Either scan in black/white only (no gray) or adjust the gray to view
as white in an editor after the scan, or if settings are adjustable in
your scanner software, adjust for a white background.
 
Ah well. I was trying to avoid scanning to a large TIFF file and I can't
scan in line art mode to JPEG.

Right, no JPG if line art, but that goal seems backwards anyway. I am
assuming we are discussing text documents, if otherwise then all bets are
off. TIFF is exactly what you want for line art. The 300 dpi line art image
in a TIF file with any kind of compression (LZW, G3, etc) will be a much
smaller file, and a very much more clear file, than any grayscale JPG file
can possibly be. Actually try it, and actually print it, and you'll be very
impressed. See http://www.scantips.com/basics04.html about use of the
lineart threshold control for best results in problem cases.

A full-page line art, 300 dpi, TIF file will be 1MB if you dont compress it.

But you can compress it, so do. Use any file compression you have for TIF.
Then LZW will probably be 150KB. G3 maybe 120KB, and G4 less than 90KB. Or
PaperPort MAX will be less than 90KB too, in this case. But if TIF and LZW
is all you have, or packbits, or whatever, then use it, compression works
really great for line art.

You'll do good to get a 150 dpi grayscale JPG under 500KB, and still have a
halfway decent image when you actually print it. The 300 dpi line art TIF
file with LZW will run circles around it, both quality and file size.

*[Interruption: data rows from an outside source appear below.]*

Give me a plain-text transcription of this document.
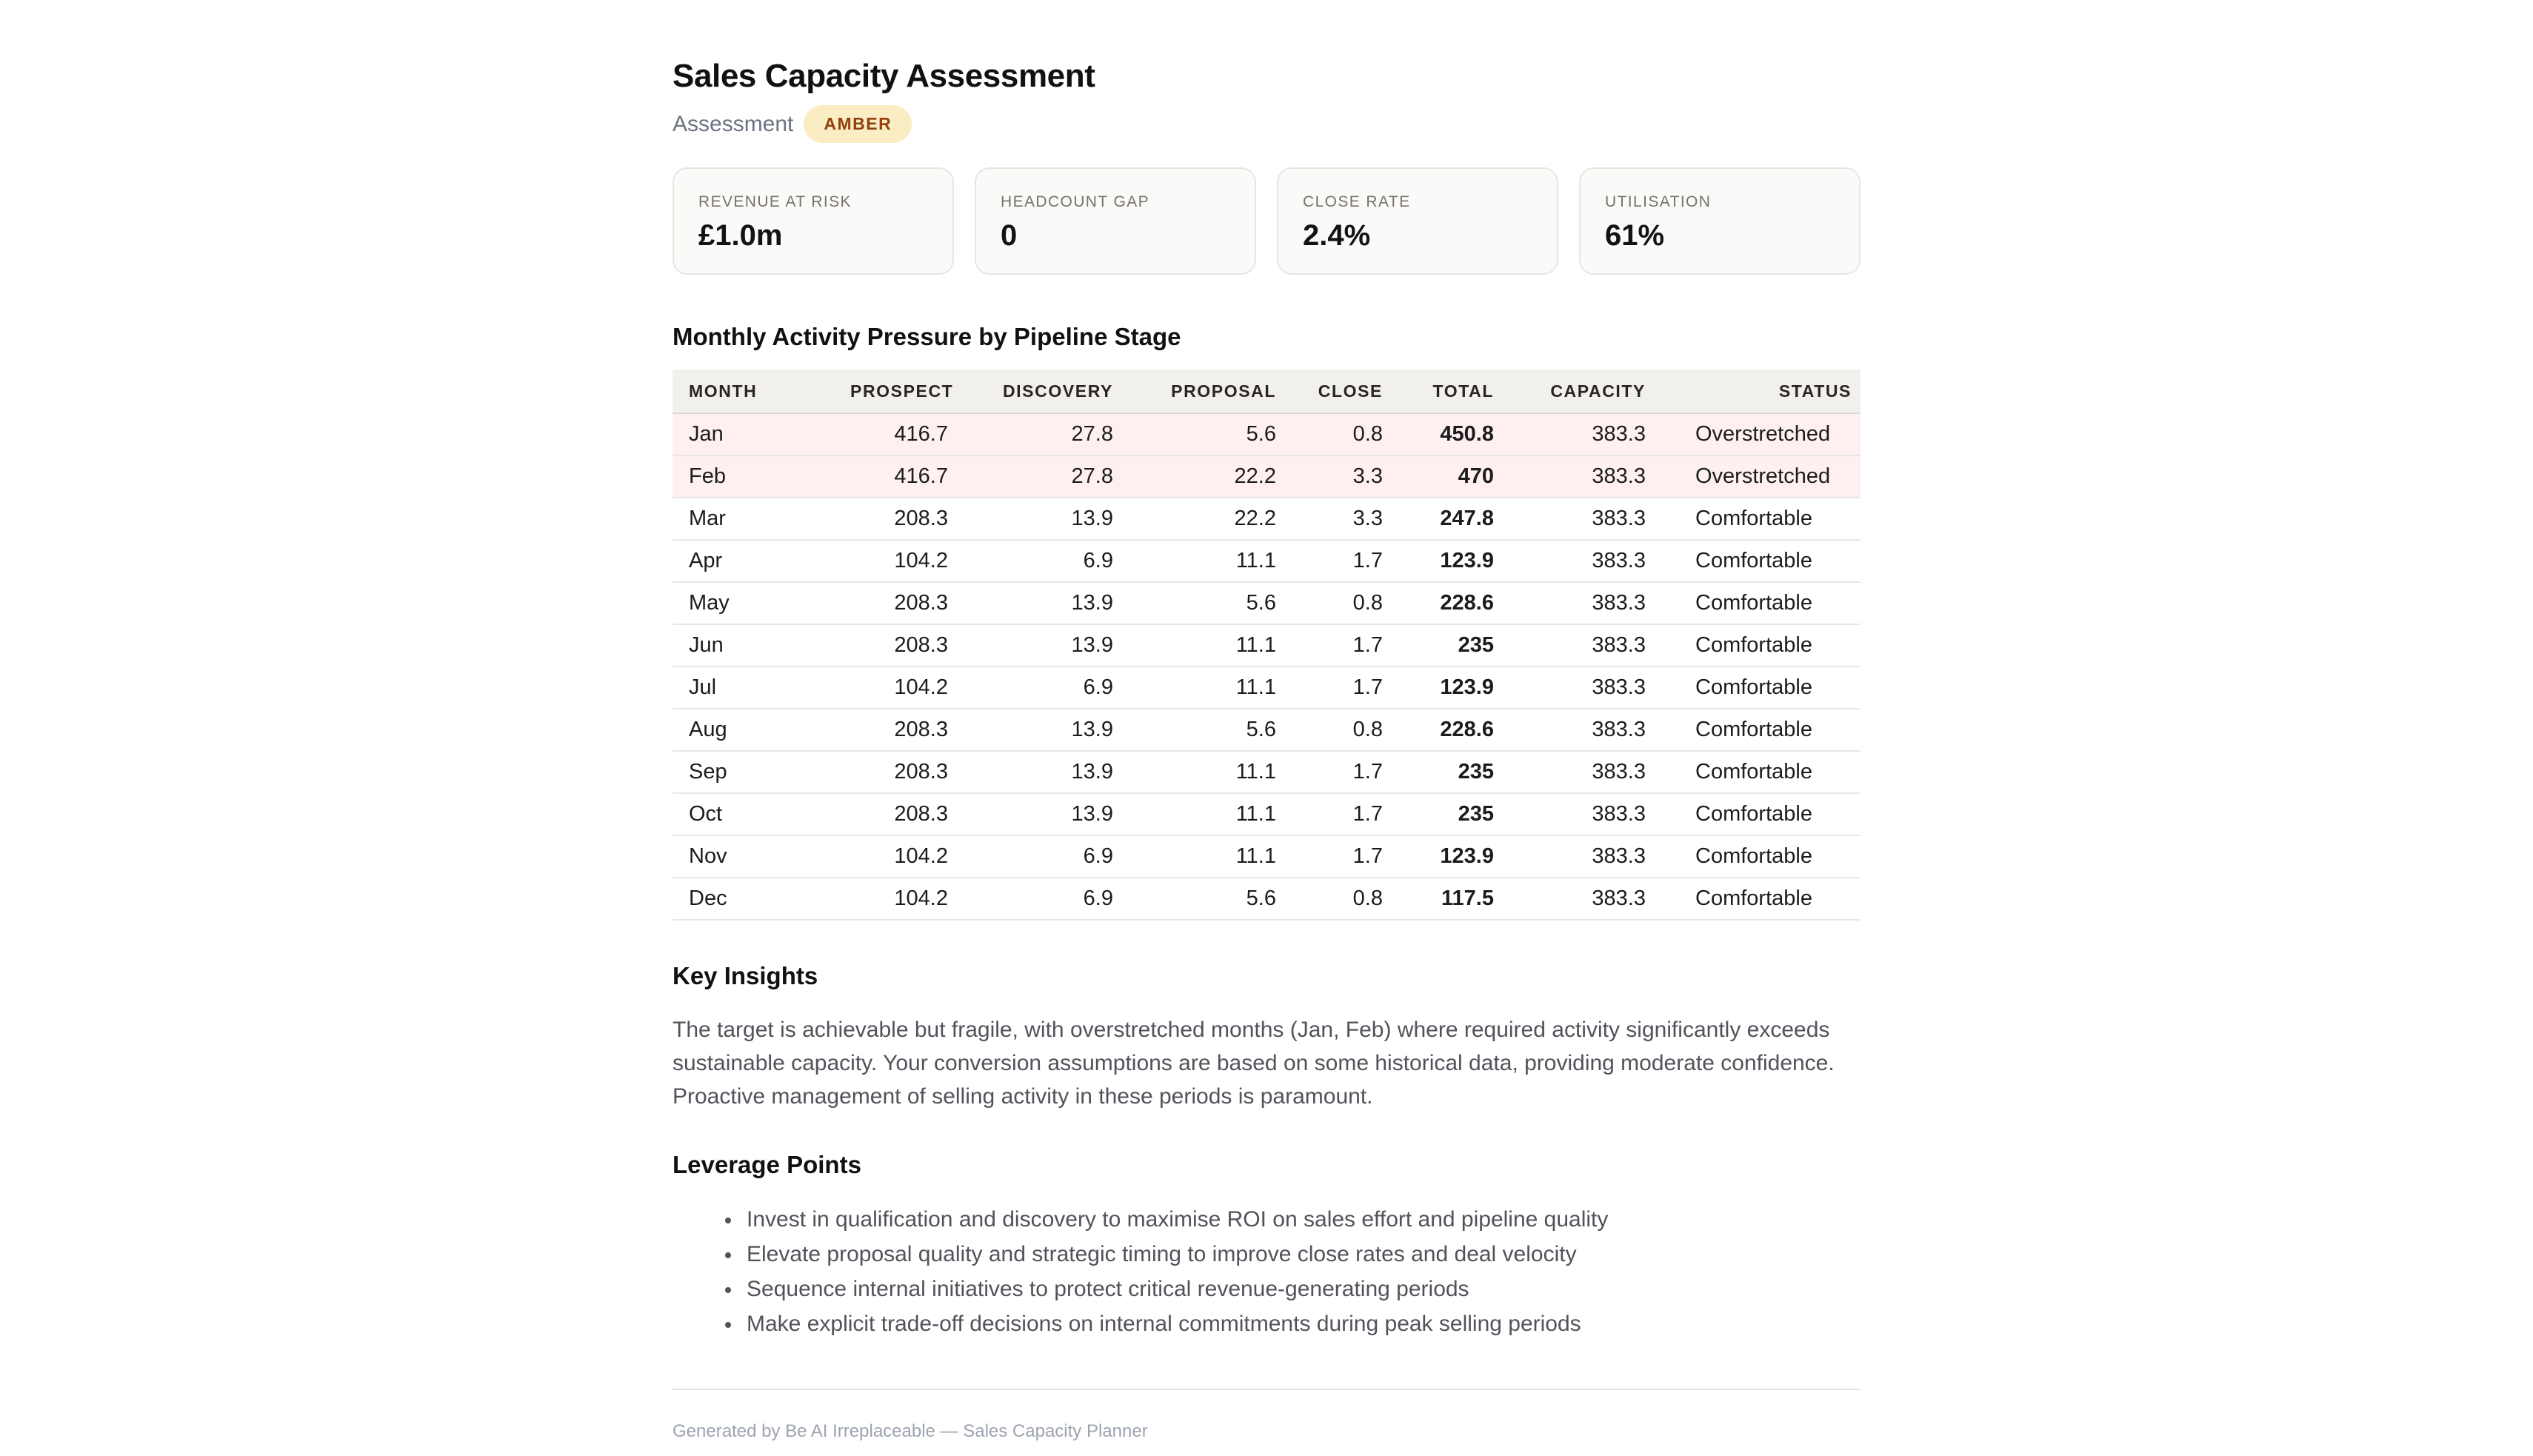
Sales Capacity Assessment
Assessment	AMBER
REVENUE AT RISK
£1.0m
HEADCOUNT GAP
0
CLOSE RATE
2.4%
UTILISATION
61%
Monthly Activity Pressure by Pipeline Stage
MONTH	PROSPECT	DISCOVERY	PROPOSAL	CLOSE	TOTAL	CAPACITY	STATUS
Jan	416.7	27.8	5.6	0.8	450.8	383.3	Overstretched
Feb	416.7	27.8	22.2	3.3	470	383.3	Overstretched
Mar	208.3	13.9	22.2	3.3	247.8	383.3	Comfortable
Apr	104.2	6.9	11.1	1.7	123.9	383.3	Comfortable
May	208.3	13.9	5.6	0.8	228.6	383.3	Comfortable
Jun	208.3	13.9	11.1	1.7	235	383.3	Comfortable
Jul	104.2	6.9	11.1	1.7	123.9	383.3	Comfortable
Aug	208.3	13.9	5.6	0.8	228.6	383.3	Comfortable
Sep	208.3	13.9	11.1	1.7	235	383.3	Comfortable
Oct	208.3	13.9	11.1	1.7	235	383.3	Comfortable
Nov	104.2	6.9	11.1	1.7	123.9	383.3	Comfortable
Dec	104.2	6.9	5.6	0.8	117.5	383.3	Comfortable
Key Insights

The target is achievable but fragile, with overstretched months (Jan, Feb) where required activity significantly exceeds sustainable capacity. Your conversion assumptions are based on some historical data, providing moderate confidence. Proactive management of selling activity in these periods is paramount.

Leverage Points
• Invest in qualification and discovery to maximise ROI on sales effort and pipeline quality
• Elevate proposal quality and strategic timing to improve close rates and deal velocity
• Sequence internal initiatives to protect critical revenue-generating periods
• Make explicit trade-off decisions on internal commitments during peak selling periods
Generated by Be AI Irreplaceable — Sales Capacity Planner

These approximate file size guesses are not very exact, it depends on the
image content (it could even be smaller). Blank line art black or white page
space compresses unbelieveably well.
 
Wayne, thank you!

Steve

Wayne Fulton said:
Right, no JPG if line art, but that goal seems backwards anyway. I am
assuming we are discussing text documents, if otherwise then all bets are
off. TIFF is exactly what you want for line art. The 300 dpi line art
image
in a TIF file with any kind of compression (LZW, G3, etc) will be a much
smaller file, and a very much more clear file, than any grayscale JPG file
can possibly be. Actually try it, and actually print it, and you'll be
very
impressed. See http://www.scantips.com/basics04.html about use of the
lineart threshold control for best results in problem cases.

A full-page line art, 300 dpi, TIF file will be 1MB if you dont compress
it.

But you can compress it, so do. Use any file compression you have for
TIF.
Then LZW will probably be 150KB. G3 maybe 120KB, and G4 less than 90KB.
Or
PaperPort MAX will be less than 90KB too, in this case. But if TIF and
LZW
is all you have, or packbits, or whatever, then use it, compression works
really great for line art.

You'll do good to get a 150 dpi grayscale JPG under 500KB, and still have
a
halfway decent image when you actually print it. The 300 dpi line art TIF
file with LZW will run circles around it, both quality and file size.

These approximate file size guesses are not very exact, it depends on the
image content (it could even be smaller). Blank line art black or white
page
space compresses unbelieveably well.
 
Hello,

Wayne is correct. Microtek and other scanner manufacturers
occassionally sway back and forth between black and white scanner lids.
I have spoken to them many times and I had the same question. They
explained that customers would complain when they had white lids that
when they zoomed in they would see traces of gray between the lid and
there scanned image. With the black background this problem is solved.
If you insist upon a white background you could always match up a
piece of construction paper to the lid as a temporary solution.